Practically, the admission of banks to dealings in housing obligations will narrow, not broaden, the market. Security dealers possess the buying, trading, and selling organizations calculated to obtain widest distribution. The banks do not have comprehensive sales organizations. We have ample capital. According to the July 1945 issue of Finance, investment banking, using the term to include corporations and partnerships engaged in securities underwriting, but excluding banks, had capital of $400,000,000, and borrowing power of more than $3,500,000,000 wholly mobile, constantly being turned over. It has been our task to place governmental and quasi-governmental
securities with savings banks, insurance companies, trustees, and individuals. Among our principal customers for housing bonds have been the trust departments and trust affiliates of the commercial banks.
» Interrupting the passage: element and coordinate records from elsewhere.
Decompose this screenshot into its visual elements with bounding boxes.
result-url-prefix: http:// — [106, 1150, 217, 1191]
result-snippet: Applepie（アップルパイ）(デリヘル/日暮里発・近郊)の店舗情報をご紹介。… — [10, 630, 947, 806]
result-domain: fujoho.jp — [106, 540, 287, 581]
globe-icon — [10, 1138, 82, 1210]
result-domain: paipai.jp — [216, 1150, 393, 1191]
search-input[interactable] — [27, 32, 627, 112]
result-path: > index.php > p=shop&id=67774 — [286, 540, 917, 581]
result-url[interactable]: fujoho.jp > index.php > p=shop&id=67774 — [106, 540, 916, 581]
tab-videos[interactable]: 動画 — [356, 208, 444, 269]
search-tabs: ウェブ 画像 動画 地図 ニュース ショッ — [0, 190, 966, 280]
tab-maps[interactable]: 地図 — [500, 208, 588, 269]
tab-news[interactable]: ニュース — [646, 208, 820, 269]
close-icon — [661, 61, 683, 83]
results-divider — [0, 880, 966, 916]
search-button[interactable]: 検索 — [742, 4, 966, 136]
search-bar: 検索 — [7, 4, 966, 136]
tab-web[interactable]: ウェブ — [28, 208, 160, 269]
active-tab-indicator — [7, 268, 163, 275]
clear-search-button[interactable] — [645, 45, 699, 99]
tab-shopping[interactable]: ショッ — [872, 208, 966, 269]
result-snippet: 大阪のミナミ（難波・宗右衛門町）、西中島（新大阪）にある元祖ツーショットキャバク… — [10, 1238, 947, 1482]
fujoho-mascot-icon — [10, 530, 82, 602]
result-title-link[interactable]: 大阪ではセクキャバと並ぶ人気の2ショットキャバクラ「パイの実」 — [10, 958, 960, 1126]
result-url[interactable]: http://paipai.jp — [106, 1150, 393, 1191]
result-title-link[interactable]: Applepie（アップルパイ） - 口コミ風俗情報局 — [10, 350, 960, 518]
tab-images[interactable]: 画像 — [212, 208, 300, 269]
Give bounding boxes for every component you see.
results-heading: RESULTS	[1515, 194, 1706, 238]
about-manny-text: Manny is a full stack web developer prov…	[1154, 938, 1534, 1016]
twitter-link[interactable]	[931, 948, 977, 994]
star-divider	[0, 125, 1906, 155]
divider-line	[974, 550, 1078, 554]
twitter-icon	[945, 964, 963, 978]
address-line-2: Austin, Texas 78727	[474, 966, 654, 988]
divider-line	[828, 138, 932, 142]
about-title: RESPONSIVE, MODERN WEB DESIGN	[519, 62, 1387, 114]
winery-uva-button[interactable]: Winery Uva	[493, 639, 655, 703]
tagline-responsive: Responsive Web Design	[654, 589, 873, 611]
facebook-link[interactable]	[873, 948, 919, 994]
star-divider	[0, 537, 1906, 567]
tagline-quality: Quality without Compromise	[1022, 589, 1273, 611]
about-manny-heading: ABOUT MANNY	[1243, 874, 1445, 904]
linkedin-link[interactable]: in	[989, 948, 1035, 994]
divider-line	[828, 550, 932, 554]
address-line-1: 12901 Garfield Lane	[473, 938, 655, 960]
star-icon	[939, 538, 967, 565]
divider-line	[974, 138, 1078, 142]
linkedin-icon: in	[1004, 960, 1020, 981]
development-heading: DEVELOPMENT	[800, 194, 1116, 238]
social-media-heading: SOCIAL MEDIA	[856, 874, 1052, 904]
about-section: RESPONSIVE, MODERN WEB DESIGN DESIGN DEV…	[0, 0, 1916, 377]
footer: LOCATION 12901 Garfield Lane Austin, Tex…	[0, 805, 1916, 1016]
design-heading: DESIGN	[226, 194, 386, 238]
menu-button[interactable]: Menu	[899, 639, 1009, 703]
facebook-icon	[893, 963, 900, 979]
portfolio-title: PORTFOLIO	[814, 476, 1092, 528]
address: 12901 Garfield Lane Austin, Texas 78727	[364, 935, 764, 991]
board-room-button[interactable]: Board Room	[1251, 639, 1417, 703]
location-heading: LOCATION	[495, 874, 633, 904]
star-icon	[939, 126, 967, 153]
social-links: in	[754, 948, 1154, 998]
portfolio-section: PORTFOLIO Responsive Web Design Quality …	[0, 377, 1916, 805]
It is significant that banks acting as dealers do not place with their trust accounts the securities in which they are financially interested. Consequently, an important and desirable segment of the investment field would be narrowed to housing bonds by bank dealings in them. The CHAIRMAN. You have these very high maturities, haven't you? Mr. VEIT. Yes.
The CHAIRMAN. And a very low rate of interest.
Mr. VEIT. We have an extremely low rate of interest, for which the interest cost of the last loan was only slightly over 12 percent. Running from 1 to 45 years. Most of the bonds were 30 years or longer. The CHAIRMAN. Did you have any difficulty in selling them?
Mr. VEIT. We did at first, but we have established rather a broad market. That is one reason why we are so anxious to have that flow of funds of the local contribution continued, because the greatest objection, the one thing I think has cut our market, probably is the fact that many people are afraid that some breach-I think you perhaps are familiar with those various contracts--some breach between the local housing authority and FPHA might stop the flow of funds. I can go into all the details of that, but it is rather technical.
The CHAIRMAN. Well, no. I was just interested in that one question. There have been things said here that the only difficulty in the selling of the bonds is that the interest is too low. Apparently your experience is otherwise.
Mr. VEIT. Of course, a great deal of that depends our job, Senator, is to sell securities in bulk, and that is a very different thing— I don't mean to express any opinion whatsoever on the taking of individual mortgage notes. I know nothing about that. I do know we can sell securities in bulk, which are good securities, and we can sell them in quantity.
Senator MURDOCK. Who issues the bonds you deal in?
Mr. VEIT. The local housing authority. It used to be called the Alley Dwellings here in Washington.
Senator MURDOCK. Are they general obligation bonds or are they absolutely dependent on revenues from the housing projects?
Mr. VEIT. They are dependent on two things. They are dependent mainly on the assistance given by the Federal Government, which has to be enough to cover the bond and interest on the bond. They are also payable from any surplus earnings that the housing authorities may have.
Senator MURDOCK. You consider participation of the Federal Government one of the big factors?
Mr. VEIT. Oh, that is the ultimate security in these particular bonds.
Senator MURDOCK. Now, if your bonds which carry an interest rate of 1.61, as I understand you, over a period of 45 years
Mr. Veit. They average that.
Senator MURDOCK. Are considered good security, would you consider a mortgage bearing 312 percent, guaranteed by the Governmentby the FHA-as an adequate interest rate?